I really do think it's time for Mercury to support the proper DSN ESMTP mechanism and format (it's nearly there!) in both server and client code, and in Pegasus Mail as "Confirm Delivery" instead of using the now obsolete Return-Receipt-To that many mailers don't even listen to anymore. Also, see Disposition-Notification-To for "Confirm reading" for the same reasons. It'd bring Mercury in line with the big players and make parsing errors it generates easier for mailing list software. Added points for getting the list server to do same. See these standards documents:
* Hansen, T., Ed., and G. Vaudreuil, Ed., "Message Disposition Notification", RFC 3798, May 2004.
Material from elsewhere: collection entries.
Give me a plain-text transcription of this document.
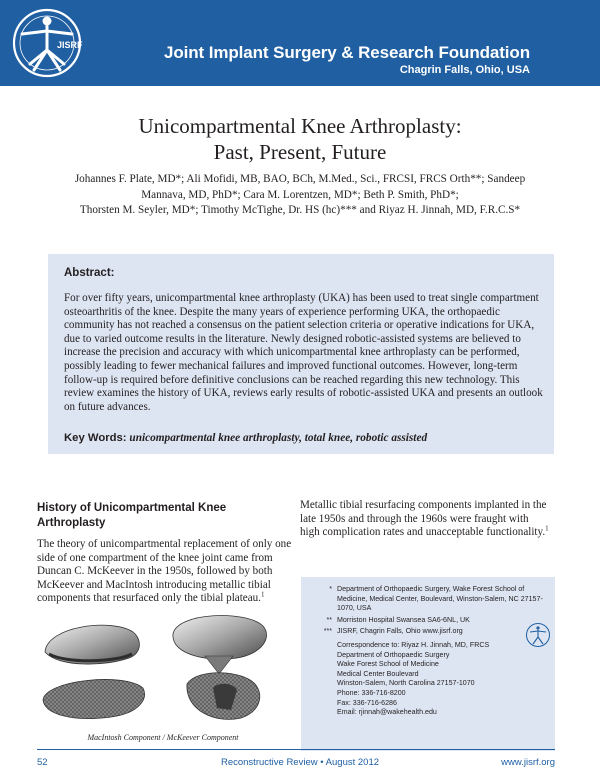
JISRF	Joint Implant Surgery & Research Foundation
Chagrin Falls, Ohio, USA
Unicompartmental Knee Arthroplasty:
Past, Present, Future
Johannes F. Plate, MD*; Ali Mofidi, MB, BAO, BCh, M.Med., Sci., FRCSI, FRCS Orth**; Sandeep
Mannava, MD, PhD*; Cara M. Lorentzen, MD*; Beth P. Smith, PhD*;
Thorsten M. Seyler, MD*; Timothy McTighe, Dr. HS (hc)*** and Riyaz H. Jinnah, MD, F.R.C.S*
Abstract:
For over fifty years, unicompartmental knee arthroplasty (UKA) has been used to treat single compartment osteoarthritis of the knee. Despite the many years of experience performing UKA, the orthopaedic community has not reached a consensus on the patient selection criteria or operative indications for UKA, due to varied outcome results in the literature. Newly designed robotic-assisted systems are believed to increase the precision and accuracy with which unicompartmental knee arthroplasty can be performed, possibly leading to fewer mechanical failures and improved functional outcomes. However, long-term follow-up is required before definitive conclusions can be reached regarding this new technology. This review examines the history of UKA, reviews early results of robotic-assisted UKA and presents an outlook on future advances.
Key Words: unicompartmental knee arthroplasty, total knee, robotic assisted
History of Unicompartmental Knee Arthroplasty
The theory of unicompartmental replacement of only one side of one compartment of the knee joint came from Duncan C. McKeever in the 1950s, followed by both McKeever and MacIntosh introducing metallic tibial components that resurfaced only the tibial plateau.$^1$
Metallic tibial resurfacing components implanted in the late 1950s and through the 1960s were fraught with high complication rates and unacceptable functionality.$^1$
MacIntosh Component / McKeever Component
* Department of Orthopaedic Surgery, Wake Forest School of Medicine, Medical Center, Boulevard, Winston-Salem, NC 27157-1070, USA
** Morriston Hospital Swansea SA6-6NL, UK
*** JISRF, Chagrin Falls, Ohio www.jisrf.org
Correspondence to: Riyaz H. Jinnah, MD, FRCS
Department of Orthopaedic Surgery
Wake Forest School of Medicine
Medical Center Boulevard
Winston-Salem, North Carolina 27157-1070
Phone: 336-716-8200
Fax: 336-716-6286
Email: rjinnah@wakehealth.edu
52	Reconstructive Review • August 2012	www.jisrf.org
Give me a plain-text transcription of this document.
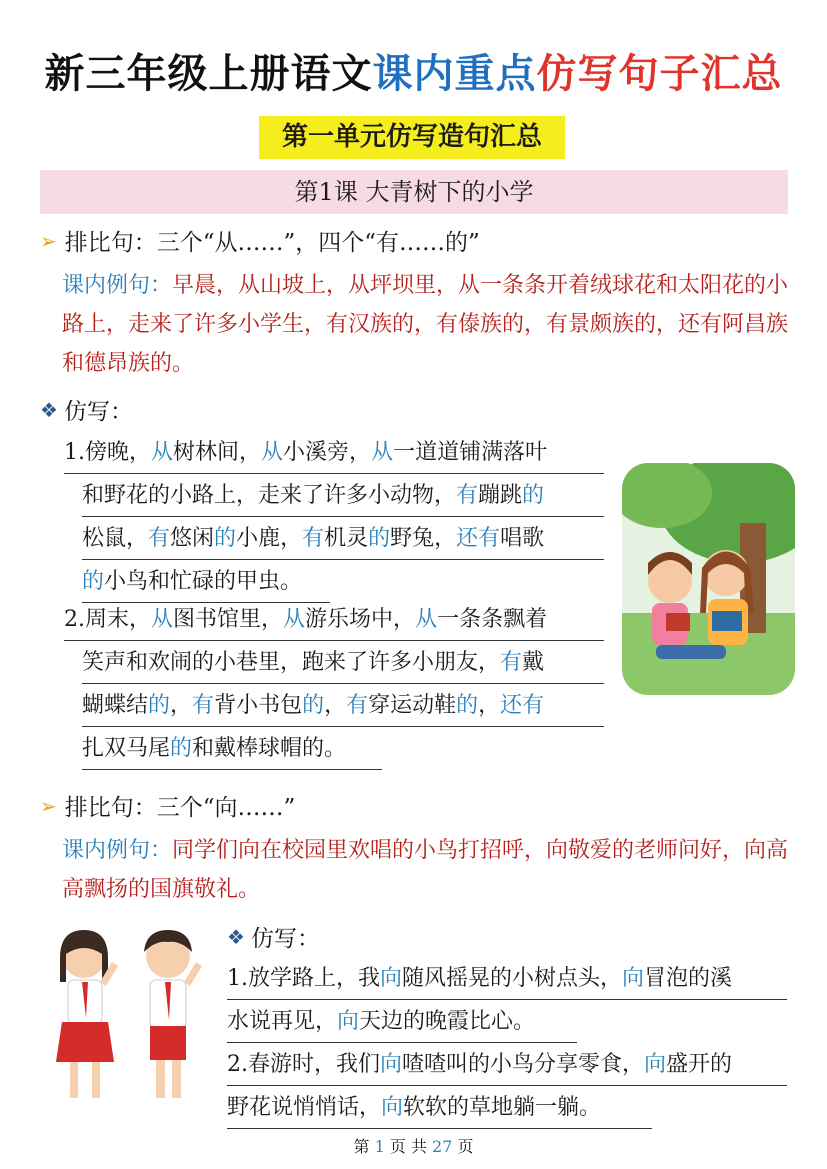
新三年级上册语文课内重点仿写句子汇总
第一单元仿写造句汇总
第1课 大青树下的小学
➢ 排比句：三个“从……”，四个“有……的”
课内例句：早晨，从山坡上，从坪坝里，从一条条开着绒球花和太阳花的小路上，走来了许多小学生，有汉族的，有傣族的，有景颇族的，还有阿昌族和德昂族的。
❖ 仿写：
1.傍晚，从树林间，从小溪旁，从一道道铺满落叶
和野花的小路上，走来了许多小动物，有蹦跳的
松鼠，有悠闲的小鹿，有机灵的野兔，还有唱歌
的小鸟和忙碌的甲虫。
2.周末，从图书馆里，从游乐场中，从一条条飘着
笑声和欢闹的小巷里，跑来了许多小朋友，有戴
蝴蝶结的，有背小书包的，有穿运动鞋的，还有
扎双马尾的和戴棒球帽的。
➢ 排比句：三个“向……”
课内例句：同学们向在校园里欢唱的小鸟打招呼，向敬爱的老师问好，向高高飘扬的国旗敬礼。
❖ 仿写：
1.放学路上，我向随风摇晃的小树点头，向冒泡的溪
水说再见，向天边的晚霞比心。
2.春游时，我们向喳喳叫的小鸟分享零食，向盛开的
野花说悄悄话，向软软的草地躺一躺。
第 1 页 共 27 页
* Moore, K., "Simple Mail Transfer Protocol (SMTP) Service Extension for Delivery Status Notifications (DSNs)", RFC 3461, January 2003.
* Vaudreuil, G., "The Multipart/Report Content Type for the Reporting of Mail System Administrative Messages", RFC 3462, January 2003.
* Vaudreuil, G., "Enhanced Mail System Status Codes", RFC 3463, January 2003.
* Moore, K. and G. Vaudreuil, "An Extensible Message Format for Delivery Status Notifications", RFC 3464, January 2003.
* Hansen, T. and J. Klensin, "A Registry for SMTP Enhanced Mail System Status Codes", BCP 138, RFC 5248, June 2008.
You may want, but I think it essentially optional, to also implement this while you're about it:
* Freed, N., "SMTP Service Extension for Returning Enhanced Error Codes", RFC 2034, October 1996.
And now, ESMTP command pipelining. Again, for speedy handling of mailing lists especially. This depends on how you do things, of course, and there are some issues to be aware of, but from experimentation your server is already there and need only advertise the extension to permit clients to blast - even if you won't return the favour, you at least handle it and, thanks to TCP_NODELAY not having been set, may even be already doing it yourself! The client, well, that's over to you. If you can connect to a host and blast a load of recipients that the host is supposed to handle, you should! For instance, a non-VERP list, for which the return address is software you've written to handle DSNs and pass the rest onto the Postmaster (or handle MTA-specific bounce formats like QSBMF as well if you fancy) gains both the throughput advantages of SMTP and yet in many instances the automatic ability to identify offending bouncers!
Here's the reference:
* Freed, N., "SMTP Service Extension for Command Pipelining", STD 60, RFC 2920, September 2000.
In your own time. And thanks for Mercury!